Does this story (it’s true, by the way) make you excited? Slightly hysterical? Have you come up with 25 reasons why this wouldn’t work at your house? You are not alone.

However, while some of your reasons may be based on fact, most of them are about your own relationship to food and hunger and abundance, not your children’s. And here’s the litmus test: Ask yourself what would happen if you filled one cabinet with food you wanted but believed you’re not supposed to have. What would happen if you let yourself eat it without criticizing yourself? I can’t swear to this, but I bet you have (at least) 25 reasons why that wouldn’t work.

It’s not about the food. Although the chocolate-cabinet idea was radical, I was almost positive that what Gracie wanted wasn’t candy. She wanted her mother’s (positive) attention. She wanted her mother to trust her. But mostly, she wanted to believe in and trust herself, and only way she could do that was by first learning those skills from her mother. The drama around food and weight gain was the language that Gracie was using to communicate with her mother. The real issue is never the food.

My mother was a fat kid whose own mother took her shopping in the Chubby section of Macy’s. Growing up, my mother felt self-conscious, ashamed of her body around boys, clothes, socializing. Because she loved me and didn’t want me to suffer the way she had, when I was a kid she began watching what I ate, restricting certain foods from my diet, telling me I was getting fat.

How did the hawk-eye, restrictive approach work?

Not so well. In response, I began hiding frozen Milky Ways in my pajama pants, sprinting past my parents’ room and sitting over the trash can in my room eating the candybars as fast as I could, ready to spit them out if my mother opened the door and caught me. I began feeling as if I needed to look a certain way for her to love me, eat certain foods for her to approve of me. And so I began living (and eating) a double life: When I was in front of her, I’d eat cottage cheese and chicken without skin. When I was out of her sight, I’d stuff myself with everything I wasn’t allowed to eat in her presence. Food became the language of our relationship. And although, as my brother often points out, I’ve made a career from the dysfunction that resulted, I would not recommend this path to anyone.

When I hold my online workshops, mothers from all over the world ask me questions about food and their children. Mothers from Montana and New Jersey, Thailand and Brazil all have the same concerns.

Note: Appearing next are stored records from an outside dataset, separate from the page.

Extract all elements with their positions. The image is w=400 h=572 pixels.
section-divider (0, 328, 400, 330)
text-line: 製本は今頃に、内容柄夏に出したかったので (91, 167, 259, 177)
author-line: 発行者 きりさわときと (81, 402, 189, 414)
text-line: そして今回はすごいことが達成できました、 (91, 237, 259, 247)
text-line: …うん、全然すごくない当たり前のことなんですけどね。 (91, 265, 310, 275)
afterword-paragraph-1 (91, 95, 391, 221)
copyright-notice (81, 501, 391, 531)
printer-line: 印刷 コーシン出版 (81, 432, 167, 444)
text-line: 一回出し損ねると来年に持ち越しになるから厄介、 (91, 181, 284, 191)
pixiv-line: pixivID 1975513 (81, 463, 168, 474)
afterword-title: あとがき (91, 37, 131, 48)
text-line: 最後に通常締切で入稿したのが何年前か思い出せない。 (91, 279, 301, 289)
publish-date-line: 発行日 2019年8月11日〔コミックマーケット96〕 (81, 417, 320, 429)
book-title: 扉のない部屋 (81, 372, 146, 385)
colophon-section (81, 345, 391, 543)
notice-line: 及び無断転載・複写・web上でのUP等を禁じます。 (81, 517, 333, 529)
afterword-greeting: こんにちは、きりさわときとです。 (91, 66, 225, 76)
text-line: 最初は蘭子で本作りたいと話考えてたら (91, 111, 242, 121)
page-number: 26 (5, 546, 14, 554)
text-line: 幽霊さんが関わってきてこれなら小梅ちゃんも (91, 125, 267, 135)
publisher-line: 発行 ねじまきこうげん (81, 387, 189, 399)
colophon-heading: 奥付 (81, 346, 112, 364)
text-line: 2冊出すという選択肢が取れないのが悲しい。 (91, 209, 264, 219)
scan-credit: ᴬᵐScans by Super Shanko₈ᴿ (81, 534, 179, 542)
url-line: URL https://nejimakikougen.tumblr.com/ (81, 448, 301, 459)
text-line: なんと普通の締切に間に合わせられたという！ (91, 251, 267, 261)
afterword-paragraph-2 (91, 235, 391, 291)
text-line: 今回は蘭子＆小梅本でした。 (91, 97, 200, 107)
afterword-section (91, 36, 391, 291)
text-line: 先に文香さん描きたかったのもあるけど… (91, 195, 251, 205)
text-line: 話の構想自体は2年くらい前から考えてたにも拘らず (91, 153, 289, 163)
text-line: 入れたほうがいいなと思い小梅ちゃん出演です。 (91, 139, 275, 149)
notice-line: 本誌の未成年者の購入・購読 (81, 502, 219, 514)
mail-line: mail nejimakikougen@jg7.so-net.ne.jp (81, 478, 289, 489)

They all love their children and don’t want to pass on their pain to their daughters (or sons); some of them have children who are already showing signs of starving themselves or stuffing themselves. They all want to know: How do I best love my child when it comes to food? What will help her the most?

I tell them, “Attend to your own relationship with food first.” Be honest with yourself about what you actually believe. Do you believe you can’t trust your hunger? That if you really let yourself eat what you want, you’d start at one end of your kitchen and chomp your way across the country? Do you believe there is an abundance of what you need, want, love?

After you begin exploring your own relationship with food, be mindful about what you communicate to your children. Deprivation, force, and shame do not ever, under any circumstances, lead to positive change. If you judge your children, if you create a moral standard about body size, if you withhold approval based on what they weigh, nothing good will come of it. They will begin judging their bodies, hiding their food, and defining their worth by what they weigh.

And ask yourself this question: If you could fill a cabinet with anything — food, attention, time — what would it be? Chances are, it won’t be chocolate. Commit to being lavish with yourself with what you really need. As you do that, you will become a living example of self-care and trust and love. You will be who you want your children to become. Believe me, they’ll notice.